Holden Equinox review New Zealand
It’d been a while since I’d been behind the wheel of Holden’s new Equinox, so I guess I could be excused, but I’d forgotten just how car-like this SUV was. Of course not from the outside, although its design is quite sleek, nor in many respects from the amount of room it has on the inside, no what I’m talking about is driveability, but I’m getting ahead of myself.
I had been given the LTZ model to play with, very fetching in ‘Son of a Gun’ Grey. Mind you, upon reflection, I would have been happy with any of the other six colours (including Glory Red, Tuxedo Black or Blue Steel) too.
From its chromed out Holden grille, LED headlamps and daytime running lamps of its shapely nose, through the contoured body, sharp chrome window line and 18” alloys of its profile, to its ‘foot key’ tailgate, roof spoiler and LED taillights of its rear, the Equinox carries its 4.65m length and 1.84m width well.
Under the bonnet sits a 2.0L turbo engine that will happily produce 188kW and 353Nm to the AWD while the 9-speed auto box keeps the gear shift smooth and the fuel efficiency down to 8.4L/100k (Euro 5 too).
However, as I suggested in the opening, the interior is where it’s really at. The cabin of the Equinox is a really nice place to be. There’s leather effect on the seats which are side bolstered, comfortable and easy to clean for those of us that have messy kid(s). The contrast stitching goes across the seats, dash and door cards presenting a very upmarket feel. Oh, and the heated seats are available for BOTH front and rear passengers.
The 8” Colour touch screen that is integrated into the dash provides Android and Apple connectivity and Bose sounds. Below this is an induction phone charger and easy to use off-road driving selection. For the modern and connected family, the Equinox allows for 4 USB ports (2 front/2 rear) and even has a 230-volt universal power outlet! The cabin is roomy and offers up a large amount of space for both passengers and luggage, with around 1m of head and legroom offered to all humans and almost 1800 Litres of freedom for your stuff when the seats are folded down.
The Equinox is smothered in Driver’s assists, quality rear camera, rear cross traffic alert, lane keep assist, blind spot alert, cruise control to name but a few. For those to consider parking to be a pain in the rear end, the Equinox has you covered with Advanced Park Assist, simply push the button and be valet parked and also, rather than the common garden progressively louder and annoying beeps, the Equinox gives off a seat vibration as you near an obstacle or potential danger – mind you, this does take a little getting used to.
All the above sounds great I’m sure but it’s when you actually drive this SUV that everything falls into place. Around the countryside, it feels secure and responds well to the variety of rod surfaces that NZ often delivers, the torquey 2L allowing plenty of corner exit speed, but it was on my rush hour commute that I really may have lost the plot (no not like that).
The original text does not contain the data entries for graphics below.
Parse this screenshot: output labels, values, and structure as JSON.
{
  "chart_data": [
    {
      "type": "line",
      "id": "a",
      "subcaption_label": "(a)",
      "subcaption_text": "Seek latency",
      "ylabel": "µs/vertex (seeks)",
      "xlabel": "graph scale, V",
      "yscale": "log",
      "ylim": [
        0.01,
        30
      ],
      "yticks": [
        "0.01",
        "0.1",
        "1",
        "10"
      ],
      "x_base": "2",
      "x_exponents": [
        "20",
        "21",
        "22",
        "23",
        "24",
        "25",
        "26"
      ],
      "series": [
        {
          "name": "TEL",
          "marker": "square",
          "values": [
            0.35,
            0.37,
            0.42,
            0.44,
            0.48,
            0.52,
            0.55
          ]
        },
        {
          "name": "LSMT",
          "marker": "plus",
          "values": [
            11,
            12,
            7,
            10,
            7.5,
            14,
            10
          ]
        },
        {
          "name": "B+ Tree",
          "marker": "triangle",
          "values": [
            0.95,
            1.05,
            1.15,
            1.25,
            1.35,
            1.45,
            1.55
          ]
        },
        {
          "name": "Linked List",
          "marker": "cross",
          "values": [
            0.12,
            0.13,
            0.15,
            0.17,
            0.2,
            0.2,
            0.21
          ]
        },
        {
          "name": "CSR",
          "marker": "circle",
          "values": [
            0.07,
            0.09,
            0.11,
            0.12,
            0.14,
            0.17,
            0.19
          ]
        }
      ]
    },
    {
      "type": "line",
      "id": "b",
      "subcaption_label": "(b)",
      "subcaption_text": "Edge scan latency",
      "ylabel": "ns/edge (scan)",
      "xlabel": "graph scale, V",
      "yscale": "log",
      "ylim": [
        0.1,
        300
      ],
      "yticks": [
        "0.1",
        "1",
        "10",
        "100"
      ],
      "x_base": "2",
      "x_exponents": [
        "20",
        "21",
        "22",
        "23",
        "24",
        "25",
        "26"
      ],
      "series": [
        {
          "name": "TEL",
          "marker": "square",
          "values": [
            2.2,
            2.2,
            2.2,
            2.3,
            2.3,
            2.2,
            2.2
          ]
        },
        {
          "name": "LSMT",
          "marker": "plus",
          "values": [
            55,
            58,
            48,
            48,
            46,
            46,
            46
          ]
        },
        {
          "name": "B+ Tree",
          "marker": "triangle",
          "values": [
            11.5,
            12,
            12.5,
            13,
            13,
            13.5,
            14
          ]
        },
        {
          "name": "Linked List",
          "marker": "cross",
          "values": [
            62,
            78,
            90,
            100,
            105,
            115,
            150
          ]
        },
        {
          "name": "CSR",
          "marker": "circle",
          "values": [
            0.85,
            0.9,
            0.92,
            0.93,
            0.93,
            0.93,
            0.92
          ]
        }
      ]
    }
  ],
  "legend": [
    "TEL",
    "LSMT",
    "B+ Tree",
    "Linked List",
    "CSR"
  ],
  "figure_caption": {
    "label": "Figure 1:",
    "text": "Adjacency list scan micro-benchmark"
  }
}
As is often the case when I’m stuck nose to tail in traffic, my mind wandered into space and beyond. But as ‘reality’ began to kick back in I honestly forgot for a moment that I was inside an SUV, the driving position and the interior are so car-like – and to me, that’s a very good thing.
Although it’s been touted as a replacement for the Captiva, the Holden Equinox quite happily stands free and clear and on its own four feet. It has a refreshed design and an all round lifestyle appeal which when combined makes it quite the stellar SUV.